Soyinka est peu romancier ici : il parle en polémiste, philosophe, mais c' est surtout le dramaturge et le poète qui prennent la situation en main. La dramaturge met en scène les interrogatoires, campe les personnages et les dé­cors avec le soin que l' on trouve dans les didascalies de ses pièces[3]. Les forces de l' ordre donnent une "représentation" pour lui tout seul, leurs mouve­ments sont "un ballet, une chorégraphie" (p. 288). Les dialogues où les deux parties en présence marquent des points, ceux où la communication ne s' établit jamais ou encore les monologues des marionnettes du pouvoir - tout cela est l' univers des pièces de Soyinka avec ses bouffons dont le langage in­congru souligne le vide tragique de la pensée[4]. C' est tout son art aussi qui sait donner une certaine grandeur à l' anglais pidginisé d' un gar­dien qui commence à comprendre le désordre de règlements iniques[5]. Dans sa cellule isolée, il est encore le producteur, le régisseur de son monde clos : les animaux, les in­sectes n' échappent pas à ses mises en scène, le lézard "avec "une tête de pa­pier mâché", "un costume indigo" "joue sa parodie du geko" (MD, 267) le chat Leo ou les couchers de soleil prennent part à des spectacles préhistoriques en technicolor (MD, 271). Les gardiens "Anachrones", "Polyphème", de la "Crypte" où est emmuré le poète sont transmués par sa vo­lonté en péplum burlesque. Le bourreau est théâtralisé : il tue un prisonnier dans un combat de gladiateurs, "A scene of elementary fury, part ritual, part medieval improvisation" (MD, 208). Par un trou d' écoulement au bas d' un mur, un cadrage minimal et des sons "off" permettent une évocation terrifiante parce que fragmentaire, toute en litote, de la marche des condamnés en­chaînés à la mort ("sordid shadow play", "pageant mystery" MD, 202). Il ne reste que la bande son pour évoquer une mort ou une naissance en prison et l' économie des moyens de narration est aussi efficace alors que l' hyperbole aux moments comiques.
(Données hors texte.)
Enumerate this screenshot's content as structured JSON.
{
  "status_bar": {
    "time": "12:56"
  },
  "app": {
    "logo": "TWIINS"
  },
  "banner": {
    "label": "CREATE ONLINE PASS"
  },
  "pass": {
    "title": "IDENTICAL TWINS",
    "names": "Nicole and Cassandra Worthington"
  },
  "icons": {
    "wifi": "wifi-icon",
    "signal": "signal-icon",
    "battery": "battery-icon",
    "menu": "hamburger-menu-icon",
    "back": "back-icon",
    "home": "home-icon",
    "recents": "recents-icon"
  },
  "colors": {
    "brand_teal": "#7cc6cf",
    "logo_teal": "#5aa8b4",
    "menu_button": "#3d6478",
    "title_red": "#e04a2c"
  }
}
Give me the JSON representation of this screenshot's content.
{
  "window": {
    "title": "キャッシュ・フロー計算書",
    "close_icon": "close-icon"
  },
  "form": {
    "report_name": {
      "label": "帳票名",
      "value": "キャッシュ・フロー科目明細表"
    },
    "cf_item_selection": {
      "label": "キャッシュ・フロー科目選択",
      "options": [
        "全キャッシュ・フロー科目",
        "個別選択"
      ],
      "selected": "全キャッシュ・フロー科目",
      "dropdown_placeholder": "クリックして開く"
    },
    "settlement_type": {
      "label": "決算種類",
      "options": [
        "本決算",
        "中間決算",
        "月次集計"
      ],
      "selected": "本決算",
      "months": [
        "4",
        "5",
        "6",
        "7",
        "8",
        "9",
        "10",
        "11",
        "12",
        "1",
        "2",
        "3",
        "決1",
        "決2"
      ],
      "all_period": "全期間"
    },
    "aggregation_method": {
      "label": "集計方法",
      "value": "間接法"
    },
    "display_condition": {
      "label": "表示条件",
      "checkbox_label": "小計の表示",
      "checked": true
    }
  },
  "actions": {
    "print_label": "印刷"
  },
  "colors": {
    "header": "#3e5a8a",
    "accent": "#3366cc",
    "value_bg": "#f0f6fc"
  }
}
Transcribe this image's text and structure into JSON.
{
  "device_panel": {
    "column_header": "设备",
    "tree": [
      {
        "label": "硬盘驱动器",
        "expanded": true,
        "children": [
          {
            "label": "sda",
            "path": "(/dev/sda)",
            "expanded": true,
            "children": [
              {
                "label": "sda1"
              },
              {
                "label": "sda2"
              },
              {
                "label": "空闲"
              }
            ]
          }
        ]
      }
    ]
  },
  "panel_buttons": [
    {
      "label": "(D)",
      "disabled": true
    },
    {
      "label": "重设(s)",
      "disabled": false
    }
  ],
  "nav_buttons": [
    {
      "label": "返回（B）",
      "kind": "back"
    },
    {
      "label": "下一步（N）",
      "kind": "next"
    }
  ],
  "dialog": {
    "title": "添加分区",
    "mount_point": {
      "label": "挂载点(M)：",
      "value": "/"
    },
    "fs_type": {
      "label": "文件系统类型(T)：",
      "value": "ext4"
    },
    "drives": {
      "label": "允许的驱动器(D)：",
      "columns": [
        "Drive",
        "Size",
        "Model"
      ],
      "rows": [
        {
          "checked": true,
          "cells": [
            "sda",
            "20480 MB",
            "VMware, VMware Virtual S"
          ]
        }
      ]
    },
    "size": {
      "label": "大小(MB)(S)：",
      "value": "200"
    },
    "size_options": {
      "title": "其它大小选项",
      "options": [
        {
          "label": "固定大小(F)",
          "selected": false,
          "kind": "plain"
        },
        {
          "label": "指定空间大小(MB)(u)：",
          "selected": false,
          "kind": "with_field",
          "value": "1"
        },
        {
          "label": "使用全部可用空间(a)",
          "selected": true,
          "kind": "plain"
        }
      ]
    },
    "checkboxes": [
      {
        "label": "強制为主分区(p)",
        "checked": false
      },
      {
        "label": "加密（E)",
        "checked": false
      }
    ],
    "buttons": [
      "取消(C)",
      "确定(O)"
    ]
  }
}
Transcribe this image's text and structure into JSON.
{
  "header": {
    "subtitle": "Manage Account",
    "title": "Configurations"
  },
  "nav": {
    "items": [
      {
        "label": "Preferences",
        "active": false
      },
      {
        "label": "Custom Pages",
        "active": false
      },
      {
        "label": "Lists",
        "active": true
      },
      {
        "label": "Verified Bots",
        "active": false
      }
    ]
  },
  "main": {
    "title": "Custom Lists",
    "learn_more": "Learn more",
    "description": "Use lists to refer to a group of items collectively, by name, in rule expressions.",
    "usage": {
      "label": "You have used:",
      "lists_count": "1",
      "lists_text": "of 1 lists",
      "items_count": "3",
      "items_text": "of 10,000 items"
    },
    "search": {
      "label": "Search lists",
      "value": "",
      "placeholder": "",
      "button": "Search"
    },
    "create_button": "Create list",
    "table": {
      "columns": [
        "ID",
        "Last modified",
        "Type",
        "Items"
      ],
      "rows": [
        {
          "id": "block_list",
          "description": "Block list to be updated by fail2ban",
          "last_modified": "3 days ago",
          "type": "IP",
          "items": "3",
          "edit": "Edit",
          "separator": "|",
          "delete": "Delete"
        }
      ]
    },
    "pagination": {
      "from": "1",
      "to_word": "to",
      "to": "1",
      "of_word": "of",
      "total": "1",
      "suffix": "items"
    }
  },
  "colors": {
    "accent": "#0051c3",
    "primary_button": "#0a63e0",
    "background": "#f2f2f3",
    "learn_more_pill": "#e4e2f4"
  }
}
Ce parti-pris d' écriture qui renouvelle sans cesse la présentation du réel im­posé comme spectacle burlesque ou tragique donne lieu à une éblouissante variété stylistique, qui va jusqu' à contraster les registres dans une même en­volée (procédé shakespearien par excellence) : "Nothing but a feudal dynastic mentality could have conceived such irreverence, nothing but power drunkness could have bilged forth such grandiloquent vomit of the entire na­tional sacrifice" (MD, 235). Pastiche, crescendos, rhétorique, sermons, sarcasme, brutalité fa­milière : la multiplicité des voix est celle du virtuose. Dans cette figure protéenne de l' orateur et du dramaturge polyphonique, où est le "je" de l' homme détenu ? Il reste à la fois très présent et très caché dans l' autre voix, celle du poète vi­sionnaire. Toute l' aventure des grèves de la faim successives qui mènent à des hallucinations et au risque de folie est narrée de façon curieuse­ment imperson­nelle. C' est encore une autre tactique pour contrôler ce donné non choisi : pour ne pas sortir de ce qu' il appelle "sa capsule", Soyinka refuse le dialogue et le contact, par son silence même condamnant le gardien affecté à sa surveillance à la "réclusion solitaire". Pour échapper aux décisions injustes qui voudraient le punir encore plus, il ordonne à son corps de ne plus manger, puis de ne plus boire : "I need nothing. I seek nothing. I desire no­thing" (MD, 260). Les phases de cette entrée dans la complète possession de soi, qui est jouissance et vic­toire, sont racontées avec une sorte de lyrisme impersonnel : "The vulnerable moments are the moments before full awakening, those moments before surfa­cing to the top layer of awarness and the actuality of climbing ashore" (MD, 184). Le corps existe, ses visions et ses sensations sont premières, mais frag­mentées. La syntaxe ne présente plus de "je" sujet, ou seulement comme centre passif de perception : "I am blown about the lighest breeze, by the lighest thought and the metaphor". (MD, 153). Le cerveau est une terre de vie et mort : un com­post (274), une page où s' écrit la vie : "A wet print on my forehead. Rain" (MD, 261). L' expérience est recrée avec toute la force poétique des meilleures pages de l' écrivain, l' émotion là encore souvent distancée et renfor­cée par l' humour.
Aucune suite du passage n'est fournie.